Using the discriminator of $\mathrm{\Delta }\mathrm{SI}\%$ 80 at 5 min after administration, we calculated a sensitivity of 77% and a specificity of 100%, respectively, for classifying a joint as arthritic regardless of arthritis grade.

It is worth noting that there is no significant difference between moderate and high-grade arthritis in terms of post-contrast SNR or percent signal increases. The sensitivity and specificity for the groups of high-grade and moderate arthritis are 100% and 91%, respectively, when using $\mathrm{\Delta }\mathrm{SI}\%=80$ as discriminator between controls and inflamed joints.

3.3.

Histology

For comparative analysis of $I_{\mathrm{NF}}$ (NIRF) and SNR (MRI), histology was performed for joints with collagen injection (30 joints in 15 animals) and for controls (14 joints in 7 animals).

None of the 14 control joints showed histologic evidence of arthritis.

In the group with collagen injection (30 joints), four joints in four different animals did not develop arthritis and were excluded from statistical analysis.

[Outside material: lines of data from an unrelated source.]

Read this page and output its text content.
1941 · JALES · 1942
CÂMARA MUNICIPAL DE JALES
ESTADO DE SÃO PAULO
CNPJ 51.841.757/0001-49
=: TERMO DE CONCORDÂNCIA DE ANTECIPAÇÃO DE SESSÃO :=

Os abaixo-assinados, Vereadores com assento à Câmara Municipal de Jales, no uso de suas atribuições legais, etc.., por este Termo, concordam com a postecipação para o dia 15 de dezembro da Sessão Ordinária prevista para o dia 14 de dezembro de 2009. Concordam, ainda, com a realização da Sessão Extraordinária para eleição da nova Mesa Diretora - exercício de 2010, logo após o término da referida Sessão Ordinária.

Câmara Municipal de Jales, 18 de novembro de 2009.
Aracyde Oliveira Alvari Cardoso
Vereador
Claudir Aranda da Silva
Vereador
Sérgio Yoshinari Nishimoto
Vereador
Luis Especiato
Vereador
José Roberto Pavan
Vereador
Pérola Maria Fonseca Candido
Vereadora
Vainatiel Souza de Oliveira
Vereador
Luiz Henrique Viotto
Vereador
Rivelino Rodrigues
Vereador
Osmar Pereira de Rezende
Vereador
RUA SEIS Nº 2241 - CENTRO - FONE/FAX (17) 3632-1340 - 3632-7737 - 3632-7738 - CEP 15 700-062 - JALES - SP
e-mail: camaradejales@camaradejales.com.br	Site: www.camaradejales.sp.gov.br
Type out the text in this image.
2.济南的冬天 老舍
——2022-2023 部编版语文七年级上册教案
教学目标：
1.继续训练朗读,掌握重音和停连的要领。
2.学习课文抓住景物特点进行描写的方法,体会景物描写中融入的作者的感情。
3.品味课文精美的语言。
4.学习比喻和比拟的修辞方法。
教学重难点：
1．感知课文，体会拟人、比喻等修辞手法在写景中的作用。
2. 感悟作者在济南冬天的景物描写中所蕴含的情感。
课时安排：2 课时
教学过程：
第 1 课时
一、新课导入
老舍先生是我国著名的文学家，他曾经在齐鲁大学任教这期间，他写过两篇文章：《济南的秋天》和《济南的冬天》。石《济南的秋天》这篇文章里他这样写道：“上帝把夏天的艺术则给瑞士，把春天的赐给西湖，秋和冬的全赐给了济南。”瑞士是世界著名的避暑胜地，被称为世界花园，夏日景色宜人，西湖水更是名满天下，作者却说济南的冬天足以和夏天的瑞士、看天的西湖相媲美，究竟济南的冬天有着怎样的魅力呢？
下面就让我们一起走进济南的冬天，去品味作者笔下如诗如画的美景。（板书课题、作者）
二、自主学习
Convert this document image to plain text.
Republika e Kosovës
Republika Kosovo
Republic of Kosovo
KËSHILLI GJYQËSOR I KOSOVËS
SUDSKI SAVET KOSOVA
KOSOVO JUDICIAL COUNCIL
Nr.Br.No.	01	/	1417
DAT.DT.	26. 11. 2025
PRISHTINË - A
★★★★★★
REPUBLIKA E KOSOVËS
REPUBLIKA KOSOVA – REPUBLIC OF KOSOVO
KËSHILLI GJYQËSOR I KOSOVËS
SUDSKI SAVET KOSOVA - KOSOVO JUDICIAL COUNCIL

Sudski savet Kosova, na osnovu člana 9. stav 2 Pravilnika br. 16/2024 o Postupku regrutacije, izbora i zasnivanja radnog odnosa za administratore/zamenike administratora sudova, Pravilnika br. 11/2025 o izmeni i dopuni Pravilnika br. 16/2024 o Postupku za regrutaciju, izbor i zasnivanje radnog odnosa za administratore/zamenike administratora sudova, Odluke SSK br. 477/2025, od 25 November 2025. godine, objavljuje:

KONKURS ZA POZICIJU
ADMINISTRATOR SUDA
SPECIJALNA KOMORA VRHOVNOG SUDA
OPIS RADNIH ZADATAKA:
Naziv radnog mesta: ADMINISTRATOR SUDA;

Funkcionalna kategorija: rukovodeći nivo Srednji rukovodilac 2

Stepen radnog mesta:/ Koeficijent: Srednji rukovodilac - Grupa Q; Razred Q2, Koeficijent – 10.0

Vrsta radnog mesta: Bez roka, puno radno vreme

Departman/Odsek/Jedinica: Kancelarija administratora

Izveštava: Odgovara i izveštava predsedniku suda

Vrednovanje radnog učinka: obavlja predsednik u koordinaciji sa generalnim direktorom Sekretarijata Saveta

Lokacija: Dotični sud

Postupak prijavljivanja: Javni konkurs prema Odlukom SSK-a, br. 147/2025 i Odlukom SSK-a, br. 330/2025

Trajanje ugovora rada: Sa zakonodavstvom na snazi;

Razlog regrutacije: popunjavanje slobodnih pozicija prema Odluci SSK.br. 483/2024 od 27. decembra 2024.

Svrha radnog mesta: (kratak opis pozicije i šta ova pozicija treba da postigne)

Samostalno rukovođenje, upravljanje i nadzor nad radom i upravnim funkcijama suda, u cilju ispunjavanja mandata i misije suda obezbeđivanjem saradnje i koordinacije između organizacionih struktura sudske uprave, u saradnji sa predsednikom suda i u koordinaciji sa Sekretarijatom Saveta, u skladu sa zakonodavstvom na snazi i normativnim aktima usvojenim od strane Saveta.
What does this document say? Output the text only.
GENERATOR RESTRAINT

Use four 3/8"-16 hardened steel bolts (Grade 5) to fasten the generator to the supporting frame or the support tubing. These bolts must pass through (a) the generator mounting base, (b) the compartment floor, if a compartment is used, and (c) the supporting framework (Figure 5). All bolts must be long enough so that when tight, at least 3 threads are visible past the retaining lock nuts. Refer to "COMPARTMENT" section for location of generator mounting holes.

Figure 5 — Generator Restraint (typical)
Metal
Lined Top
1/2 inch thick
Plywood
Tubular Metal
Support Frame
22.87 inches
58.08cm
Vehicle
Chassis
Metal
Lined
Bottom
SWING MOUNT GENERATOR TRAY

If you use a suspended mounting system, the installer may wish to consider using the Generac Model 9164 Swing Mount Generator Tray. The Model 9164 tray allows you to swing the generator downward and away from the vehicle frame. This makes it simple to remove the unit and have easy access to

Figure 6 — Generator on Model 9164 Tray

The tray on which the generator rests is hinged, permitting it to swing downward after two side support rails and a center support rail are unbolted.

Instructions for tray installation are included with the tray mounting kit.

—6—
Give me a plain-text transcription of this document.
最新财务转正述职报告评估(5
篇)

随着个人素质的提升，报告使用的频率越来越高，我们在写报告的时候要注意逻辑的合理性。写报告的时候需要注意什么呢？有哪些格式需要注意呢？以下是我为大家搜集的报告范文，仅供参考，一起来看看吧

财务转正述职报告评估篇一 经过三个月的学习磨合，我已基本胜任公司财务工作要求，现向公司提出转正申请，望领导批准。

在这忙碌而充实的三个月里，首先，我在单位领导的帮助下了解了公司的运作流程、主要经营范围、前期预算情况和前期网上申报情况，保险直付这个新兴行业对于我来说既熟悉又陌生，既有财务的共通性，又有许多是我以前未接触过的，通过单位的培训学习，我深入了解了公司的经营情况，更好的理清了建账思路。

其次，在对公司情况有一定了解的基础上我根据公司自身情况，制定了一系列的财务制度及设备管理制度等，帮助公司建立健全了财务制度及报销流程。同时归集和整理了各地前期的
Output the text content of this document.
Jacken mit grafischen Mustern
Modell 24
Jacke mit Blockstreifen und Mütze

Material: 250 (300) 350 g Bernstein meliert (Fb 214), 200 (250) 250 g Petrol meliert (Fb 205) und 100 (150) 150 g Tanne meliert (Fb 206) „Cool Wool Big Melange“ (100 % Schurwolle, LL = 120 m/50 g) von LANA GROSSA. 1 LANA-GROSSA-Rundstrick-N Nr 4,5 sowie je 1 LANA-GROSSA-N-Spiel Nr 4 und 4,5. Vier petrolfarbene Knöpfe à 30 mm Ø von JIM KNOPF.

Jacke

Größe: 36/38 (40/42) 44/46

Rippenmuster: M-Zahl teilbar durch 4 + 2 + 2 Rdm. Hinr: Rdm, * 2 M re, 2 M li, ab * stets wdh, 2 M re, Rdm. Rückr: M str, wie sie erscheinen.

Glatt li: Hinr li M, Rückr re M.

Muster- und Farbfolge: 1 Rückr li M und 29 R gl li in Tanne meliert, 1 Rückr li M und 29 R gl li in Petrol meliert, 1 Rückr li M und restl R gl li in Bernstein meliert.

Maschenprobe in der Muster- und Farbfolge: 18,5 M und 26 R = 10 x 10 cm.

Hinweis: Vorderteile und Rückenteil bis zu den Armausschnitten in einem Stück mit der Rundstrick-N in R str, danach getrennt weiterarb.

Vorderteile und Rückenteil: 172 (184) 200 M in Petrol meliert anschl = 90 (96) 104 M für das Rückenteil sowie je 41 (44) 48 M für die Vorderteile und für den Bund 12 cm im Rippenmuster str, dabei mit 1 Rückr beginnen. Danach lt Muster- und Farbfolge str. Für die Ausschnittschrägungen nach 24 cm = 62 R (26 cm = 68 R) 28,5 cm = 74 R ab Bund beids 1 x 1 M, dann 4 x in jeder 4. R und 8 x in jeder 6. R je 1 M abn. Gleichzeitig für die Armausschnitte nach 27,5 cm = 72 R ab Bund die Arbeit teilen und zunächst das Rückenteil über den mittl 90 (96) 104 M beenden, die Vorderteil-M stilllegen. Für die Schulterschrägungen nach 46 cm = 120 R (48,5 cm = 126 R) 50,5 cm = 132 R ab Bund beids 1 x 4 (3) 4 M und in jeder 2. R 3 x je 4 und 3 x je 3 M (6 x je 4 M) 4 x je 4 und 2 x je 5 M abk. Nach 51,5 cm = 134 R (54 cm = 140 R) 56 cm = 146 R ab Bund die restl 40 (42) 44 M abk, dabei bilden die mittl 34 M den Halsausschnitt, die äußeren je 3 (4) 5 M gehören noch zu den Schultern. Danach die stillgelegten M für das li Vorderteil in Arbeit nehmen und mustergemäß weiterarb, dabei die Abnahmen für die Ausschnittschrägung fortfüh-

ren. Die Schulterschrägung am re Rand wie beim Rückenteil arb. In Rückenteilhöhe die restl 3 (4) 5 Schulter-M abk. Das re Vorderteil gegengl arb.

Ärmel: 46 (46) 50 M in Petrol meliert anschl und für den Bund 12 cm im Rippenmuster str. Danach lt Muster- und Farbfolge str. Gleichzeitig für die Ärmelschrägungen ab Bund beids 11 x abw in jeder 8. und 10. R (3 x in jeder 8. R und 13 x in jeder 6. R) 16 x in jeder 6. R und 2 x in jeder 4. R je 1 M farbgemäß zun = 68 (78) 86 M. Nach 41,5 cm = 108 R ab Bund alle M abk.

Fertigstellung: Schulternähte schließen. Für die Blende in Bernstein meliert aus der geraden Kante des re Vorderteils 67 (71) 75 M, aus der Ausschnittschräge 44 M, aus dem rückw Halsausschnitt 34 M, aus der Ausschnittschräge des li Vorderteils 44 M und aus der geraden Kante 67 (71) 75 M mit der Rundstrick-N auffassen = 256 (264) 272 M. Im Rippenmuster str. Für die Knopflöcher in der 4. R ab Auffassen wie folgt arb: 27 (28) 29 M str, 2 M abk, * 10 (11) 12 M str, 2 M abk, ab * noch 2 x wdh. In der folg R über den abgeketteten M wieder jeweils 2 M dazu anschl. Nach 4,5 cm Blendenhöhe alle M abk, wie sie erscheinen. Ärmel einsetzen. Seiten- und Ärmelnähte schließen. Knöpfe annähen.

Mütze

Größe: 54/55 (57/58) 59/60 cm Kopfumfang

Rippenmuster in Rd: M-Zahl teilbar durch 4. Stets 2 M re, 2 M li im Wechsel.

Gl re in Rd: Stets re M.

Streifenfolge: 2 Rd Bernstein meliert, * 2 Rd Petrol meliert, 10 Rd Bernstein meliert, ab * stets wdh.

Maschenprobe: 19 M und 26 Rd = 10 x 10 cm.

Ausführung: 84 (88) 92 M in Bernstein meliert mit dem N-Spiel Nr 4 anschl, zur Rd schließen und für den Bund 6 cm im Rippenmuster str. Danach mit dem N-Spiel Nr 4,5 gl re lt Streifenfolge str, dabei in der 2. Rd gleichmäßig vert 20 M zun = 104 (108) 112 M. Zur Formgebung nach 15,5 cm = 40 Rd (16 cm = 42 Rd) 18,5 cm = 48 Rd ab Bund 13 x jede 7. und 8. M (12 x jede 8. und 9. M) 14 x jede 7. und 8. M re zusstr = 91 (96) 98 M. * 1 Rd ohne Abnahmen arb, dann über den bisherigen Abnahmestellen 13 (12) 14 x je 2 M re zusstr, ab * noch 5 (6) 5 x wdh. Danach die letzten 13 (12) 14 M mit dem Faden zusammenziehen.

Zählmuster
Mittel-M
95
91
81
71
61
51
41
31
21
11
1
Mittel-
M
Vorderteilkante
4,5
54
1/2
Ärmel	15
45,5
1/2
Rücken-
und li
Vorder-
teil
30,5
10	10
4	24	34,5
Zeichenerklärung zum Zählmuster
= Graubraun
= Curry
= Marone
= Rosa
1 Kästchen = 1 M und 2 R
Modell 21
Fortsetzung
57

In the remaining 26 joints, which developed histologic changes after collagen-injection, the changes were classified as low-grade arthritis in eight joints, moderate arthritis in eleven joints, and high-grade arthritis in seven joints.

3.4.

Clinical Findings

There were no clinical signs of arthritis in any of the 7 control animals (14 joints).

In the animals with collagen injection, we observed initial clinical symptoms in the form of unilateral or bilateral swelling of the ankle joints on days 13 to 15 after the first collagen injection. Out of 30 joints from 15 animals, 7 joints showed no clinical symptoms, 4 joints showed mild swelling, 6 joints moderate swelling, and 13 joints severe swelling.

3.5.

Correlation

Relative fluorescence intensity $I_{\mathrm{NF}}$ 5 min after dye administration showed high correlation with both the histopathological scores ($r_s=0.742$) (Fig. 6) and the clinical scores ($r_s=0.741$) of the individual joints. The percentage signal increase on MRI also correlated well with the histopathological and clinical scores ($r_s=0.816$, $r_s=0.761$). Correlations were also high for the two imaging modalities, NIRF and MRI ($r_s=0.685$), as well as for clinical and histological assessment of arthritis ($r_s=0.874$).

Fig. 6

Scatter diagram of the correlation between normalized fluorescence intensity of the ankle joint 5 min after injection of TSC versus the histopathological score ($r_s=0.74$, $p<0.001$).